According to Dr. Murphy, “The reality is fast foods aren’t going anywhere, our busy lifestyles necessitate convenience, but these food chains can produce healthy options—and consumers will buy them! A perfect example of this in Jamaica is the locally owned Island Grill fast-food chain that has successfully ‘gone healthy’. They source local ingredients, show calorie counts on their meals, have healthy meal options, and have swapped sugar-sweetened beverages for healthy veggie juices, which are very popular. Many of the foreign fast-food chains in developed countries now have healthy options on their menus and do not use trans-fats in their preparation in their home countries—so we should hold them to at least that standard when they come here.”

In July 2018, under the leadership of Founder and CEO, Thalia Lyn, Island Grill launched Supaah Food, making it the first Jamaican fast food chain to introduce local foods as a menu option. This was a timely accompaniment to “earth-friendly packaging” which it introduced a month prior.

Island Grill's Earth Friendly Packaging

Island Grill’s Earth Friendly Packaging


Local restaurant, Juici Patties has also made adjustments to its menu, including local produce such as callaloo, yam, sweet potato, banana and ackee in its offering. The company has also replaced animal fat with plant-based oil and provides a vegan crust option.

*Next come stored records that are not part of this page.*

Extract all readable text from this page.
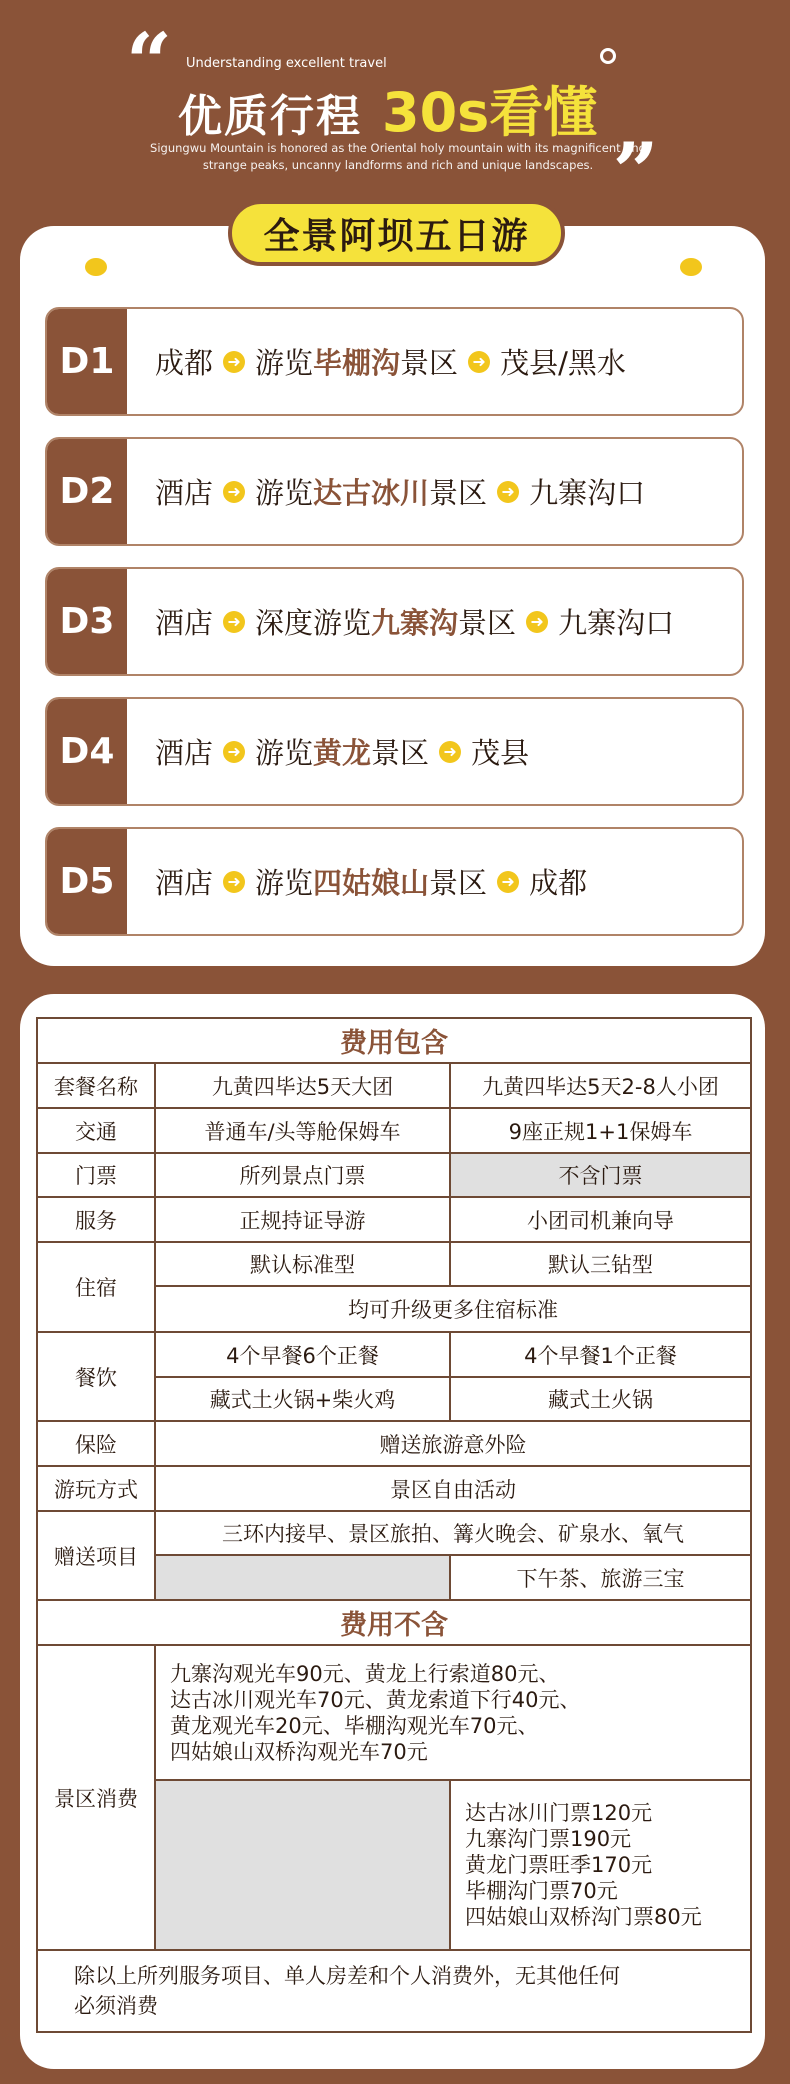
“ Understanding excellent travel
优质行程 30s看懂 „
Sigungwu Mountain is honored as the Oriental holy mountain with its magnificent and strange peaks, uncanny landforms and rich and unique landscapes.
全景阿坝五日游
D1	成都 ➜ 游览 毕棚沟 景区 ➜ 茂县/黑水
D2	酒店 ➜ 游览 达古冰川 景区 ➜ 九寨沟口
D3	酒店 ➜ 深度游览 九寨沟 景区 ➜ 九寨沟口
D4	酒店 ➜ 游览 黄龙 景区 ➜ 茂县
D5	酒店 ➜ 游览 四姑娘山 景区 ➜ 成都
费用包含		
套餐名称	九黄四毕达5天大团	九黄四毕达5天2-8人小团
交通	普通车/头等舱保姆车	9座正规1+1保姆车
门票	所列景点门票	不含门票
服务	正规持证导游	小团司机兼向导
住宿	默认标准型	默认三钻型
	均可升级更多住宿标准	
餐饮	4个早餐6个正餐	4个早餐1个正餐
	藏式土火锅+柴火鸡	藏式土火锅
保险	赠送旅游意外险	
游玩方式	景区自由活动	
赠送项目	三环内接早、景区旅拍、篝火晚会、矿泉水、氧气	
		下午茶、旅游三宝
费用不含		
景区消费	九寨沟观光车90元、黄龙上行索道80元、
达古冰川观光车70元、黄龙索道下行40元、
黄龙观光车20元、毕棚沟观光车70元、
四姑娘山双桥沟观光车70元	

		达古冰川门票120元
九寨沟门票190元
黄龙门票旺季170元
毕棚沟门票70元
四姑娘山双桥沟门票80元

除以上所列服务项目、单人房差和个人消费外，无其他任何
必须消费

According to the Food and Agriculture Organization, 20-50% of the products used in Jamaica’s fast food sector are imported; among them, potatoes, French fries, vegetable oils, ketchup, sauces, bakery products, chicken fillet and cheeses. This means that between 50 and 80% of the ingredients used by Jamaica’s fast food industry are obtained locally, including local meats, dairy products, fruits, vegetables and eggs. Many sauces and condiments are also sourced locally in order to meet Jamaican consumers’ taste preferences while establishments such as KFC have integrated local produce into their menus. The sector also attracts local services, thus integrating local companies into the supply chain.

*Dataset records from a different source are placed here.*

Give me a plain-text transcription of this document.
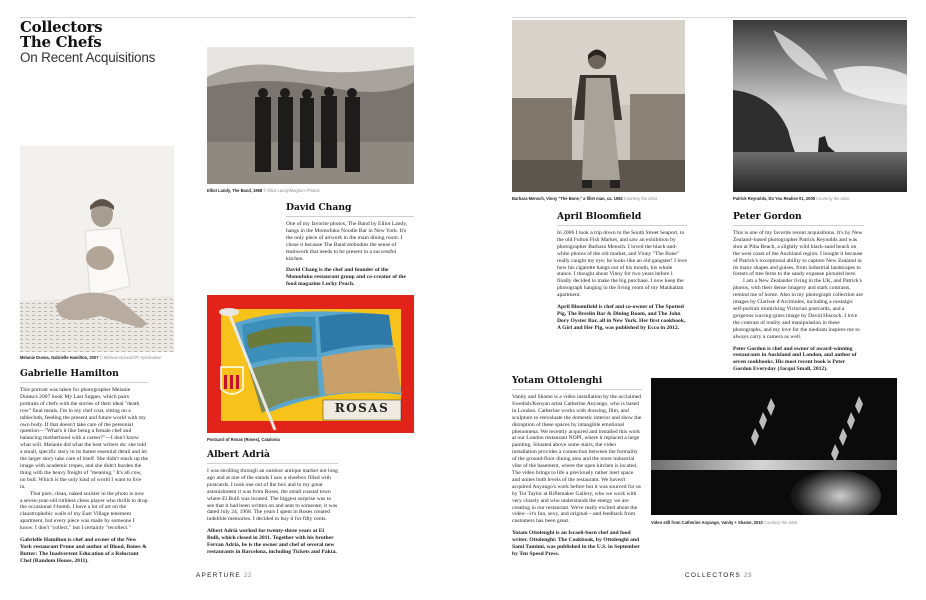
Collectors
The Chefs
On Recent Acquisitions
Melanie Dunea, Gabrielle Hamilton, 2007 © Melanie Dunea/CPi Syndication
Gabrielle Hamilton

This portrait was taken for photographer Melanie Dunea's 2007 book My Last Supper, which pairs portraits of chefs with the stories of their ideal "death row" final meals. I'm in my chef coat, sitting on a tablecloth, feeding the present and future world with my own body. If that doesn't take care of the perennial question—"What's it like being a female chef and balancing motherhood with a career?"—I don't know what will. Melanie did what the best writers do: she told a small, specific story in its barest essential detail and let the larger story take care of itself. She didn't muck up the image with academic tropes, and she didn't burden the thing with the heavy freight of "meaning." It's all cow, no bull. Which is the only kind of world I want to live in.

That pure, clean, naked suckler in the photo is now a seven-year-old ruthless chess player who thrills to drop the occasional f-bomb. I have a lot of art on the claustrophobic walls of my East Village tenement apartment, but every piece was made by someone I know. I don't "collect," but I certainly "recollect."

Gabrielle Hamilton is chef and owner of the New York restaurant Prune and author of Blood, Bones & Butter: The Inadvertent Education of a Reluctant Chef (Random House, 2011).

Elliot Landy, The Band, 1968 © Elliot Landy/Magnum Photos
David Chang

One of my favorite photos, The Band by Elliot Landy, hangs in the Momofuku Noodle Bar in New York. It's the only piece of artwork in the main dining room. I chose it because The Band embodies the sense of teamwork that needs to be present in a successful kitchen.

David Chang is the chef and founder of the Momofuku restaurant group and co-creator of the food magazine Lucky Peach.

ROSAS
Postcard of Rosas (Roses), Catalonia
Albert Adrià

I was strolling through an outdoor antique market not long ago and at one of the stands I saw a shoebox filled with postcards. I took one out of the box and to my great astonishment it was from Roses, the small coastal town where El Bulli was located. The biggest surprise was to see that it had been written on and sent to someone; it was dated July 24, 1968. The years I spent in Roses created indelible memories. I decided to buy it for fifty cents.

Albert Adrià worked for twenty-three years at El Bulli, which closed in 2011. Together with his brother Ferran Adrià, he is the owner and chef of several new restaurants in Barcelona, including Tickets and Pakta.

APERTURE 22
Barbara Mensch, Vinny "The Bone," a fillet man, ca. 1982 Courtesy the artist
April Bloomfield

In 2006 I took a trip down to the South Street Seaport, to the old Fulton Fish Market, and saw an exhibition by photographer Barbara Mensch. I loved the black-and-white photos of the old market, and Vinny "The Bone" really caught my eye; he looks like an old gangster! I love how his cigarette hangs out of his mouth, his whole stance. I thought about Vinny for two years before I finally decided to make the big purchase. I now keep the photograph hanging in the living room of my Manhattan apartment.

April Bloomfield is chef and co-owner of The Spotted Pig, The Breslin Bar & Dining Room, and The John Dory Oyster Bar, all in New York. Her first cookbook, A Girl and Her Pig, was published by Ecco in 2012.

Patrick Reynolds, Do You Realise 01, 2005 Courtesy the artist
Peter Gordon

This is one of my favorite recent acquisitions. It's by New Zealand–based photographer Patrick Reynolds and was shot at Piha Beach, a slightly wild black-sand beach on the west coast of the Auckland region. I bought it because of Patrick's exceptional ability to capture New Zealand in its many shapes and guises, from industrial landscapes to forests of tree ferns to the sandy expanse pictured here.

I am a New Zealander living in the UK, and Patrick's photos, with their dense imagery and stark contrasts, remind me of home. Also in my photograph collection are images by Clarisse d'Arcimoles, including a nostalgic self-portrait mimicking Victorian postcards, and a gorgeous waving-grass image by David Hiscock. I love the contrast of reality and manipulation in these photographs, and my love for the medium inspires me to always carry a camera as well.

Peter Gordon is chef and owner of award-winning restaurants in Auckland and London, and author of seven cookbooks. His most recent book is Peter Gordon Everyday (Jacqui Small, 2012).

Yotam Ottolenghi

Vanity and Shame is a video installation by the acclaimed Swedish/Kenyan artist Catherine Anyango, who is based in London. Catherine works with drawing, film, and sculpture to reevaluate the domestic interior and show the disruption of these spaces by intangible emotional phenomena. We recently acquired and installed this work at our London restaurant NOPI, where it replaced a large painting. Situated above some stairs, the video installation provides a connection between the formality of the ground-floor dining area and the more industrial vibe of the basement, where the open kitchen is located. The video brings to life a previously rather inert space and unites both levels of the restaurant. We haven't acquired Anyango's work before but it was sourced for us by Tot Taylor at Riflemaker Gallery, who we work with very closely and who understands the energy we are creating in our restaurant. We're really excited about the video—it's fun, sexy, and original—and feedback from customers has been great.

Yotam Ottolenghi is an Israeli-born chef and food writer. Ottolenghi: The Cookbook, by Ottolenghi and Sami Tamimi, was published in the U.S. in September by Ten Speed Press.

Video still from Catherine Anyango, Vanity + Shame, 2010 Courtesy the artist
COLLECTORS 23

In 2017, Jamaica’s total consumer foodservice sector generated an estimated $700 million in sales, 5 percent higher than the previous year (USDA). Chain establishments, including U.S. fast-food chains, generated 40% of these sales. Quick service restaurants are also a significant source of employment opportunities, with KFC providing approximately 2,000 jobs in 2018. The sector clearly provides a valuable contribution to the local economy— and it is a win-win.

According to Mark Myers, Managing Director of Restaurants of Jamaica (ROJ), the franchise operator for KFC and Pizza Hut and one of U.S. based Yum! Brands’ leading global franchisers, “I am so bullish now that the sky’s the limit.” The group is planning investment of more than $2.8 billion Jamaican dollars by 2021.

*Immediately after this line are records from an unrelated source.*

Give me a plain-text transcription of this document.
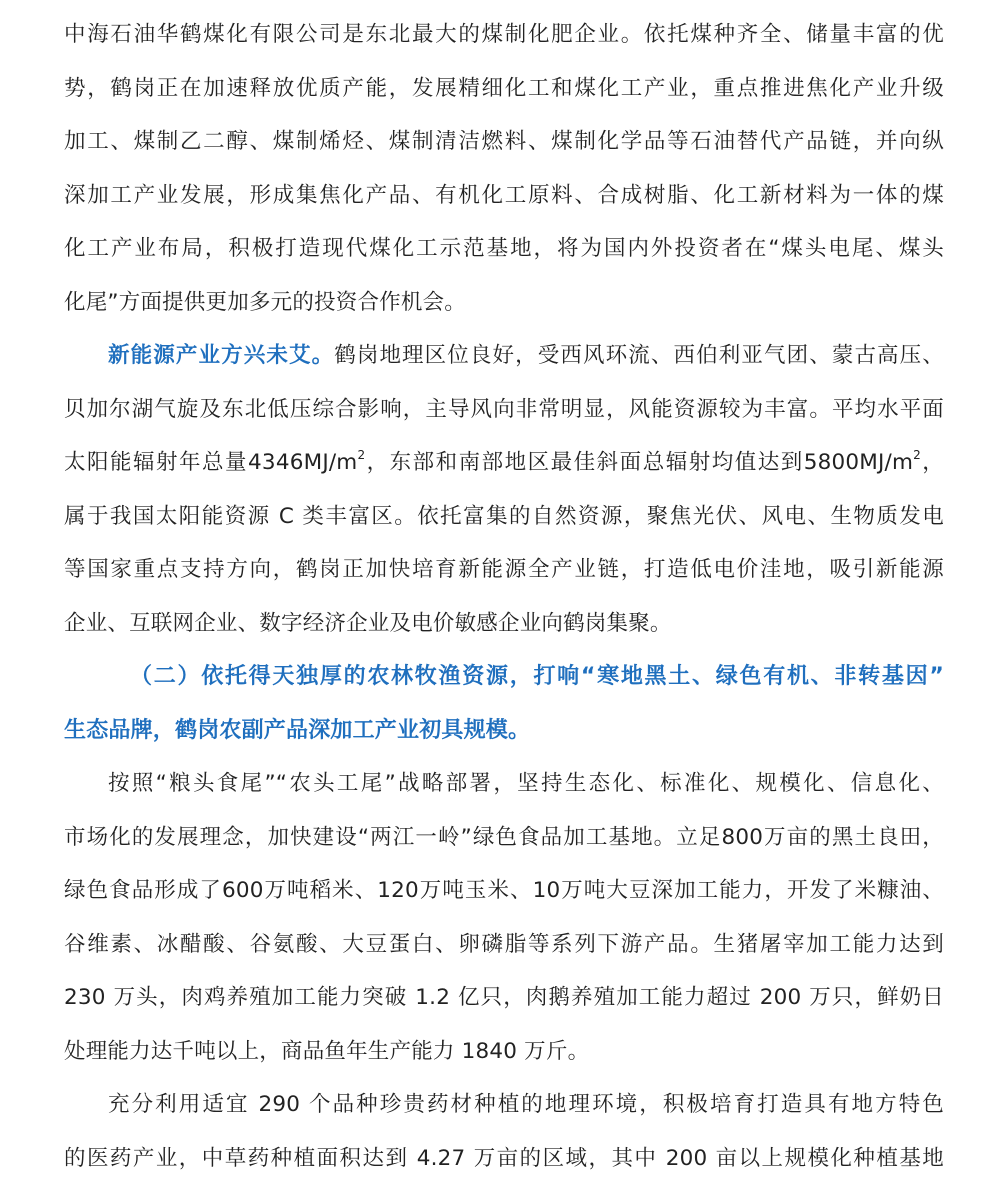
中海石油华鹤煤化有限公司是东北最大的煤制化肥企业。依托煤种齐全、储量丰富的优
势，鹤岗正在加速释放优质产能，发展精细化工和煤化工产业，重点推进焦化产业升级
加工、煤制乙二醇、煤制烯烃、煤制清洁燃料、煤制化学品等石油替代产品链，并向纵
深加工产业发展，形成集焦化产品、有机化工原料、合成树脂、化工新材料为一体的煤
化工产业布局，积极打造现代煤化工示范基地，将为国内外投资者在“煤头电尾、煤头
化尾”方面提供更加多元的投资合作机会。
新能源产业方兴未艾。鹤岗地理区位良好，受西风环流、西伯利亚气团、蒙古高压、
贝加尔湖气旋及东北低压综合影响，主导风向非常明显，风能资源较为丰富。平均水平面
太阳能辐射年总量$4346MJ/m^2$，东部和南部地区最佳斜面总辐射均值达到$5800MJ/m^2$，
属于我国太阳能资源 C 类丰富区。依托富集的自然资源，聚焦光伏、风电、生物质发电
等国家重点支持方向，鹤岗正加快培育新能源全产业链，打造低电价洼地，吸引新能源
企业、互联网企业、数字经济企业及电价敏感企业向鹤岗集聚。
（二）依托得天独厚的农林牧渔资源，打响“寒地黑土、绿色有机、非转基因”
生态品牌，鹤岗农副产品深加工产业初具规模。
按照“粮头食尾”“农头工尾”战略部署，坚持生态化、标准化、规模化、信息化、
市场化的发展理念，加快建设“两江一岭”绿色食品加工基地。立足800万亩的黑土良田，
绿色食品形成了600万吨稻米、120万吨玉米、10万吨大豆深加工能力，开发了米糠油、
谷维素、冰醋酸、谷氨酸、大豆蛋白、卵磷脂等系列下游产品。生猪屠宰加工能力达到
230 万头，肉鸡养殖加工能力突破 1.2 亿只，肉鹅养殖加工能力超过 200 万只，鲜奶日
处理能力达千吨以上，商品鱼年生产能力 1840 万斤。
充分利用适宜 290 个品种珍贵药材种植的地理环境，积极培育打造具有地方特色
的医药产业，中草药种植面积达到 4.27 万亩的区域，其中 200 亩以上规模化种植基地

So is there a sweet spot in the financial-moral puzzle?

In his speech at the Masters of Industry reception, Finance Minister, Dr. Nigel Clarke indicated that “We have had a lot of foreign investment, but I don’t think domestic investment has yet been unleashed in the way that it can and ultimately will.”

Perhaps this is the answer.

According to Dr. Murphy, “The middle ground would be having the fast food industry (whether foreign or local) support local food sources which helps the local economy, and encourage healthy eating by widening their healthy options to consumers.”

Rather than vilifying the sector that feeds Jamaicans both financially and nutritionally, public policy has the power to make the fast food sector “slower” by drawing in local goods and expanding the availability of healthy and affordable options.

Changes in public policies, fast food marketing and menus have had positive impacts in restaurant revenues elsewhere. In the UK, for example, Pizza Hut has had an excellent response to its Vegan, jack fruit based ‘Jack ‘n’ Ch**se’ Pizza.

If foreign fast-food chains are unable to respond to the global trend of healthy offerings in their Jamaican restaurants, this is an opportune time for local chains to amp up the competition.